Under current estimates, the 2004-05 budget has been
balanced. However, in past years budget balance has proven ephemeral, with new
deficits reappearing with the release of the November Forecast. While recent
economic news has been positive, previous forecasts have already assumed the
state’s economy would see strong economic growth and found that a deficit would
still exist under those conditions. It is possible that the November 2004
Forecast will show that some additional work will be needed to maintain
budgetary balance in the current biennium.
Minnesotans are experiencing the consequences of deep
service cuts made as part of past deficit solutions. We are also paying more
for government services through increased fees, tuition, and copayments.

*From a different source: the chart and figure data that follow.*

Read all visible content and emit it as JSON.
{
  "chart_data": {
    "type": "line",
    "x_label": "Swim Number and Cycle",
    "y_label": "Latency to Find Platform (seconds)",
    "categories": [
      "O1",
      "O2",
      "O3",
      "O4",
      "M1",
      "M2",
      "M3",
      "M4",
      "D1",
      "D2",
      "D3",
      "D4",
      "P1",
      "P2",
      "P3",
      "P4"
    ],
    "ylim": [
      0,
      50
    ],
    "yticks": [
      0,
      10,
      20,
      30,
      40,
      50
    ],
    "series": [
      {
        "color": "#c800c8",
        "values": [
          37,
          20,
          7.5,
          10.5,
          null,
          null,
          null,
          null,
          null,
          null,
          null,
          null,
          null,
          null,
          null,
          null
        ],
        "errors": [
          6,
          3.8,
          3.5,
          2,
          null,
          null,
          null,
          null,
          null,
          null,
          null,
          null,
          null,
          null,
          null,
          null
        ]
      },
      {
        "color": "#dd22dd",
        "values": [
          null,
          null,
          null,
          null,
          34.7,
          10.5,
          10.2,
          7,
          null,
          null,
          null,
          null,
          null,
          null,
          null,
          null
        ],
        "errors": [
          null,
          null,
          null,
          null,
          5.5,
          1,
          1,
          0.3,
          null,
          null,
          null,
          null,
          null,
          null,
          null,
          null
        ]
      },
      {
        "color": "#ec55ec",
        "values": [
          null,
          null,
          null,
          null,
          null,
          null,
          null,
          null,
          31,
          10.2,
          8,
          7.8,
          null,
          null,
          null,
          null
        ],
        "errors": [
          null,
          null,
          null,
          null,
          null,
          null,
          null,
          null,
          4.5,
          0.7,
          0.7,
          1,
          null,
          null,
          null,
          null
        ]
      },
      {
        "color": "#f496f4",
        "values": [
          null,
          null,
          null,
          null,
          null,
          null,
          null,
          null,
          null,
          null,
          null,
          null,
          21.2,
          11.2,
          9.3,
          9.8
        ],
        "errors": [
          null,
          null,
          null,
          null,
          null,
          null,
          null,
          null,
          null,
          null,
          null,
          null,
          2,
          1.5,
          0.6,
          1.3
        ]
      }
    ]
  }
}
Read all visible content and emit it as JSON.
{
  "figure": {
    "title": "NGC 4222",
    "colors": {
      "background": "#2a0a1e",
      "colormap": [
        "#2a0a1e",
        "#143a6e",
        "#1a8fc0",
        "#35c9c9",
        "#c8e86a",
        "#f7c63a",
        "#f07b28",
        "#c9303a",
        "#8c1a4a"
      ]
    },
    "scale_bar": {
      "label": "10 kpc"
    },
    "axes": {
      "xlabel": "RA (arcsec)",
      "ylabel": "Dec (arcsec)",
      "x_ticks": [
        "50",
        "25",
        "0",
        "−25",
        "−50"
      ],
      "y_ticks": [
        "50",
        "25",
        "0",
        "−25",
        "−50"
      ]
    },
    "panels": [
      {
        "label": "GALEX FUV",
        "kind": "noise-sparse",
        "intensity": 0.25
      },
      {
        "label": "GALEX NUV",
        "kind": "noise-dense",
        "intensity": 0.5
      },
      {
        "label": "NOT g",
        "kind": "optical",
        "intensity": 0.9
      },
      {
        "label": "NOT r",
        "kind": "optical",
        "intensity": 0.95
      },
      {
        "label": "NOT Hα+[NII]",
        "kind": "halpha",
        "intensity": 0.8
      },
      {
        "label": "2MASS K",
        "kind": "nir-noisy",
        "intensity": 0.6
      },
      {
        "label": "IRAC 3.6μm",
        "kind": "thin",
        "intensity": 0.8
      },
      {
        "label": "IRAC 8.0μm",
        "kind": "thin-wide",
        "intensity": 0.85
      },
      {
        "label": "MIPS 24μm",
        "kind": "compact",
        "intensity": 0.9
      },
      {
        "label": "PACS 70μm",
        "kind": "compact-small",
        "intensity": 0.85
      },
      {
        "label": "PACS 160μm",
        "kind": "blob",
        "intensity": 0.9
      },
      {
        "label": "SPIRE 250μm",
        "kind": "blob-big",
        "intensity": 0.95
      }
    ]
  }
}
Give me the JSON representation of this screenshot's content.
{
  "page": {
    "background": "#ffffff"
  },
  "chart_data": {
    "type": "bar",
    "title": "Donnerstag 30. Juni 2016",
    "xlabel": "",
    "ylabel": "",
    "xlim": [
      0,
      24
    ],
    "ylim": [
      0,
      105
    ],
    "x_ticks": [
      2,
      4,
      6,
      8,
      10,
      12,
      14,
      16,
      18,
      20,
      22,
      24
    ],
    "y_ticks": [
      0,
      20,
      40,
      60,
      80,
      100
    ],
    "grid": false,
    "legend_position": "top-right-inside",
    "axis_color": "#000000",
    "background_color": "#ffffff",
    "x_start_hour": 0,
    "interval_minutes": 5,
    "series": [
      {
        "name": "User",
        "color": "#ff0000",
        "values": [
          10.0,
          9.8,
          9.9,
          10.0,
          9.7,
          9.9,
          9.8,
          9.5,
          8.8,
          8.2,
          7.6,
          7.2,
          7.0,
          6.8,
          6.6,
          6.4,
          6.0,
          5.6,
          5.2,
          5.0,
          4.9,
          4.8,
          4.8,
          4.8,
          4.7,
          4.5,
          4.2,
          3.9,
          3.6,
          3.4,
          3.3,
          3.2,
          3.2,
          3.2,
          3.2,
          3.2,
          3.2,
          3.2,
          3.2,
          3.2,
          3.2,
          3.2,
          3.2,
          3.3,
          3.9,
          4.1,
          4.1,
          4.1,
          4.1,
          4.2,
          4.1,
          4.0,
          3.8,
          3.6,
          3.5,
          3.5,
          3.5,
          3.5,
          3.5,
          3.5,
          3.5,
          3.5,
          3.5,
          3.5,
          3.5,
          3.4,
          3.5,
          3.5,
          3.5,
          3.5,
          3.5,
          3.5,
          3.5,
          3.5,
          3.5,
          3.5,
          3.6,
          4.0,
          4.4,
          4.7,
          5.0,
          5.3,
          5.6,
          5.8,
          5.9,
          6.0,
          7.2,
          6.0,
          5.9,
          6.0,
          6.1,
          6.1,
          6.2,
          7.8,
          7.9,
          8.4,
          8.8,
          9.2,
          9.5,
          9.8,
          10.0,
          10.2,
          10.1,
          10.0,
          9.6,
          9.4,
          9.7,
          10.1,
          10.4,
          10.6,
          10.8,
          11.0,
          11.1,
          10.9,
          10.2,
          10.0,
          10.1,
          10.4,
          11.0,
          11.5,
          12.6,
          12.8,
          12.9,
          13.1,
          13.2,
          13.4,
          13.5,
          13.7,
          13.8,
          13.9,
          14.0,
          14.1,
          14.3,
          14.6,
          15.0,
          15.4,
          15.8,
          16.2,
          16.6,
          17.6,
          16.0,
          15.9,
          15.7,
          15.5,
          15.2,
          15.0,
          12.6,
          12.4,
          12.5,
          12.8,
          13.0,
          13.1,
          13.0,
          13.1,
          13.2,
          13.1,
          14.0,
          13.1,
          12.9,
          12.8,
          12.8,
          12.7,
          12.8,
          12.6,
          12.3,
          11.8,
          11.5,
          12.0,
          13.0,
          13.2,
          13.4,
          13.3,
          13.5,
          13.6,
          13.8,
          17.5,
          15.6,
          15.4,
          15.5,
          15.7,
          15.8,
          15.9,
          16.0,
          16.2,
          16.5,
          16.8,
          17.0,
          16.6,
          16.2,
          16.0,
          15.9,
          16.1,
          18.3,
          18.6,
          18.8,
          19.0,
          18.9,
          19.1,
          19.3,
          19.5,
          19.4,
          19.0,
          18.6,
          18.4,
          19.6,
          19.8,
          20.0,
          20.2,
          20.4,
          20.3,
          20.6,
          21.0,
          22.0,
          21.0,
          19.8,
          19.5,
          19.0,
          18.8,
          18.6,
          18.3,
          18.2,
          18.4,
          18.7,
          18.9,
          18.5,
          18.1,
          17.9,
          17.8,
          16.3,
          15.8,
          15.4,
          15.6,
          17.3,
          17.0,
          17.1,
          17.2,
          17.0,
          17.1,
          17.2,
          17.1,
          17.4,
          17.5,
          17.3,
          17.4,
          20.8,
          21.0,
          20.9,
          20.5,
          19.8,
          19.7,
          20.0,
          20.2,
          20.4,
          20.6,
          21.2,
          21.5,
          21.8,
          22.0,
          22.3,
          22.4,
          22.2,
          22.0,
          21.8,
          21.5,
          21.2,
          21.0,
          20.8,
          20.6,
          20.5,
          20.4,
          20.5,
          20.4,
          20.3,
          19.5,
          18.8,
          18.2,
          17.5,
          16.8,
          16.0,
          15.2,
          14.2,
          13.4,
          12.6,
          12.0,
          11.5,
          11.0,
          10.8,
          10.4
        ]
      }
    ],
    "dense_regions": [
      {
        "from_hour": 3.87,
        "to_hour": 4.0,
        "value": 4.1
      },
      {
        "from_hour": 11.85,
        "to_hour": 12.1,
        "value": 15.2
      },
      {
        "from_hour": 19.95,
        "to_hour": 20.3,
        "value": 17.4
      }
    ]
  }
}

Minnesota faces a 2006-07 budget deficit that measures over
$1 billion when inflation is included. Policymakers will have to make a
crucial decision: will they make the necessary reforms so that the state can
fairly raise the funds needed to sustain government services and balance the
budget in the long term? Or will they stick to the “no new taxes” pledge and
put together yet another budget that relies on one-time measures and gimmicks
to put off the hard choices and make the future problem even worse?
Sources: This document relies
on data from House Fiscal Analysis.[10] The
opinions expressed in this document are those of the author.
Click on the footnote number to
return to text.
[1] The
Governor used administrative tools that are regularly available to him, rather
than the special powers available under unallotment that were used to balance
the 2002-03 deficit in 2003.
[2] The
Health Care Access Fund (HCAF) is primarily funded by the health care provider
tax and MinnesotaCare premiums. It funds MinnesotaCare and certain other
health care access activities. MinnesotaCare provides subsidized health
insurance coverage to low- and moderate-income families and individuals.
[3] See
Minnesota Budget Project, How Did Minnesota Use Its Federal Fiscal Relief?.
[4] The
original transfer amounts were up to $192 million in FY 2005, up to $53 million
in FY 2006, and up to $59 million in FY 2007.
[5] For
the amount of cut for specific state agencies, see House Fiscal Analysis, Governor
Pawlenty’s Directives to Balance the FY 2004-05 General Fund Budget.
[6] When
the state borrows money for infrastructure projects, it does so by issuing
bonds. The cost of paying back the principal and interest is called debt service.
[7]
AgriNews, Wetlands program in limbo because of lawmakers’ inaction, May
26, 2004.
[8] This
compliance initiative is similar to, but smaller than, proposals passed in 2004
by both the House and Senate.
[9] For
more on these issues, see Minnesota Budget Project, Consequences: The Impact
of Minnesota’s Government Budget Cuts and “Do-Nothing” Session Mixed Blessing for Health and Human Services.
[10] House
Fiscal Analysis, Governor Pawlenty’s Directives to Balance the FY 2004-05
General Fund Budget and Health
Care Access Fund (HCAF) Transfer Issues.